It may be time to recognize the Westwoodian Dimension. After all, Dame Viv seems to exist on a temporal plane all her own, one that looks back to centuries-old costume history while fighting the good fight of today and beyond. It's also one that celebrates her own decades-old history while simultaneously embracing the future of the next collection. In her Fall show, called simply London, she did all that.
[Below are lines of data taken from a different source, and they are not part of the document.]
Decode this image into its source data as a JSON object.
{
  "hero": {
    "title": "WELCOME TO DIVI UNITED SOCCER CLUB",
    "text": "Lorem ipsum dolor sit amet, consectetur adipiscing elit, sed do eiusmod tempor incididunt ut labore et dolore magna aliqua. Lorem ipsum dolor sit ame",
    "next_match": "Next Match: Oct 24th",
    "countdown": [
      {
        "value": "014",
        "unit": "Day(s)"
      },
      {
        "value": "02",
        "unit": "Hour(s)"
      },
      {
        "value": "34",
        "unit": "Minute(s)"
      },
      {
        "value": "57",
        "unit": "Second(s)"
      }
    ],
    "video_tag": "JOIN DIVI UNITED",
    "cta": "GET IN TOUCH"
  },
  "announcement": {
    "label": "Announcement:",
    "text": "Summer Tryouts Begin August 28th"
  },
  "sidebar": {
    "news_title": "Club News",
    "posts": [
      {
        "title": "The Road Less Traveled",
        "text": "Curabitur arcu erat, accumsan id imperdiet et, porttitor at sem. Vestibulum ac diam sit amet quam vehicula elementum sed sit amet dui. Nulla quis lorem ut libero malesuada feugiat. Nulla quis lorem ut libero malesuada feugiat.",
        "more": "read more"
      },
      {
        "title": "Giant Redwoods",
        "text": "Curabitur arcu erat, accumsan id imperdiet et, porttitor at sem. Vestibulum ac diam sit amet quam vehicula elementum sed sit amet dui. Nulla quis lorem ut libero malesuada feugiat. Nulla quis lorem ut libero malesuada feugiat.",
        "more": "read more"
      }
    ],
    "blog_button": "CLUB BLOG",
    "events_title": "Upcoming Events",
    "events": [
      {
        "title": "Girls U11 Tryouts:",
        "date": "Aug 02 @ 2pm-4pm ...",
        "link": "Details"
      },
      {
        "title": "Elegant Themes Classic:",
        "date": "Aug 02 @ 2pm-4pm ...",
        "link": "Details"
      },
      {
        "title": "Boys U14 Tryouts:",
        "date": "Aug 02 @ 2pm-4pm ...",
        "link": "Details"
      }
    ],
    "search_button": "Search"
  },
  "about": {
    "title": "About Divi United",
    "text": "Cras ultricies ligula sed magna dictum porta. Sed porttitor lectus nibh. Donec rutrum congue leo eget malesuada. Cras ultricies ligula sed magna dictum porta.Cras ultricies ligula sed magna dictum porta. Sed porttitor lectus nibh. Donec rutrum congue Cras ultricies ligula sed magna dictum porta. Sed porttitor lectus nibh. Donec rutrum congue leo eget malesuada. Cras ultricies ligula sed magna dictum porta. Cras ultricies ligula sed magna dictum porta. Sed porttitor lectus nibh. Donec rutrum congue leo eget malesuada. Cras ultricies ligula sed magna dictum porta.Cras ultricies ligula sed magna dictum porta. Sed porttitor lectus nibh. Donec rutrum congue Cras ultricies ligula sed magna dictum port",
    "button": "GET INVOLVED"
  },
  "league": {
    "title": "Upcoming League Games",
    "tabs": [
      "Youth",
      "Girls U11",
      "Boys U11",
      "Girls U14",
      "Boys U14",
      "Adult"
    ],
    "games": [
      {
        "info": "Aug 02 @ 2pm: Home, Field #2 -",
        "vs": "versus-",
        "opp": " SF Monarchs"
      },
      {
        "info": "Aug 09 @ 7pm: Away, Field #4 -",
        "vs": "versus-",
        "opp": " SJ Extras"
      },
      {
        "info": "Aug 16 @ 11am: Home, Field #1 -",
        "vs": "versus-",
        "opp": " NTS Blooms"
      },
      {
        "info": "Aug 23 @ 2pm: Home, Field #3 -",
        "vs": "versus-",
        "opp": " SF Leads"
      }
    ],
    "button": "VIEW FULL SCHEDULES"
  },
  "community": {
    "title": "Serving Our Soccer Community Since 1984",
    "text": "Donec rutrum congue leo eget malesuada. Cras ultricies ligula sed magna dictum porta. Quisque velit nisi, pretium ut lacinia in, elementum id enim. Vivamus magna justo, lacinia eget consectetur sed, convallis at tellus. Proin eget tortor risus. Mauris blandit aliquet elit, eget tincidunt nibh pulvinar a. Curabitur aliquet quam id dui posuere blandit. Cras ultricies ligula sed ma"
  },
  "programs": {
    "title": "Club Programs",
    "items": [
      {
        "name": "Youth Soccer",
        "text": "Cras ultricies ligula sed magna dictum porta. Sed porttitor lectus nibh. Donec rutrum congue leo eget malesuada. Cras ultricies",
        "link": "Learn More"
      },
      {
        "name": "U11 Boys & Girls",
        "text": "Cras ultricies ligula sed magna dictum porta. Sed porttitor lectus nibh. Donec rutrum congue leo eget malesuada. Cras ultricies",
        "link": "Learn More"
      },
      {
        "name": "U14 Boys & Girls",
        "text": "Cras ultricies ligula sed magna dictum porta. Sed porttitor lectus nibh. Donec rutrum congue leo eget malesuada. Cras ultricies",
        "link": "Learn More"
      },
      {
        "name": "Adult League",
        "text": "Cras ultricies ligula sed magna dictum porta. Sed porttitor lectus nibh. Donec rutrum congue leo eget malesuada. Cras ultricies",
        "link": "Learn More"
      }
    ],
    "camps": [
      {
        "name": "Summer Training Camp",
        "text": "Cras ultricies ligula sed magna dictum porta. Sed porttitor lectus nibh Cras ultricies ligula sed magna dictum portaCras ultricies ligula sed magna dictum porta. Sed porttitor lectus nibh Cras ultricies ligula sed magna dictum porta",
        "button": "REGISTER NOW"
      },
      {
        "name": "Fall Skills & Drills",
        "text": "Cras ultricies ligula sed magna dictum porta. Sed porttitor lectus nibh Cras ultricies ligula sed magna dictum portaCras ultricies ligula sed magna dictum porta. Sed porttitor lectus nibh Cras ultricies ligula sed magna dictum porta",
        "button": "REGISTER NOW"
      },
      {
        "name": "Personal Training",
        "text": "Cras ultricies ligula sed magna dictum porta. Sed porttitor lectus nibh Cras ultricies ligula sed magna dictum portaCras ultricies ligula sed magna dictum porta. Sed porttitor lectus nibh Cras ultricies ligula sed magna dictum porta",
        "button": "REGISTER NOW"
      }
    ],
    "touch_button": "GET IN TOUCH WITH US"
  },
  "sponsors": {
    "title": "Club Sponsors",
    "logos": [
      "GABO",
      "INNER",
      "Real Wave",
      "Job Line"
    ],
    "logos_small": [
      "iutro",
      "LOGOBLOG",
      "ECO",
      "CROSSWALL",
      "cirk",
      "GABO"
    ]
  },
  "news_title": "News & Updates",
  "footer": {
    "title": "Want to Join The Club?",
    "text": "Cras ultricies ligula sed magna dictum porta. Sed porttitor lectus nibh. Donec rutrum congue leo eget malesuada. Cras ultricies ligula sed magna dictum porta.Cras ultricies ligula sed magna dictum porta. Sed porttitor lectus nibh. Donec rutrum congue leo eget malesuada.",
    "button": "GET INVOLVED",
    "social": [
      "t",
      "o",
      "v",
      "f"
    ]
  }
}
The show opened with green lasers spinning and searching across the runway but soon delved headlong into the classical beauty of a corseted coat in chocolate shadow-stripe silk. Westwood found herself looking at the seventeenth century: in her words, "the age of the amateur…rugged individualist and adventurer." But also mixed up in her bouillabaisse were suits with multiple triangular Klaus Nomi-esque shoulders and corseted Dickensian tweeds worn with crinolines and matching newsboy caps. There was a Granny Takes a Trip de-con marabou chubby with a crocheted hobble skirt, a ghostly white New Romantic dress, and jewel-encrusted Baroque corsets worn with matching gloves and not much else. Oh, and loads of elevator platforms. Is it any wonder that the designer's final walk with her husband and creative conspirator Andreas Kronthaler and her crowd of models always seems like a party? You know, the good kind where anything goes.
But not everything goes. Along with the designer's push into ethical fashion, one new cause—advertised on an oversize statement tee with a rich iridescent silk skirt—is to save energy by having London's office buildings turn their lights off at night when they're empty. That makes sense in any context.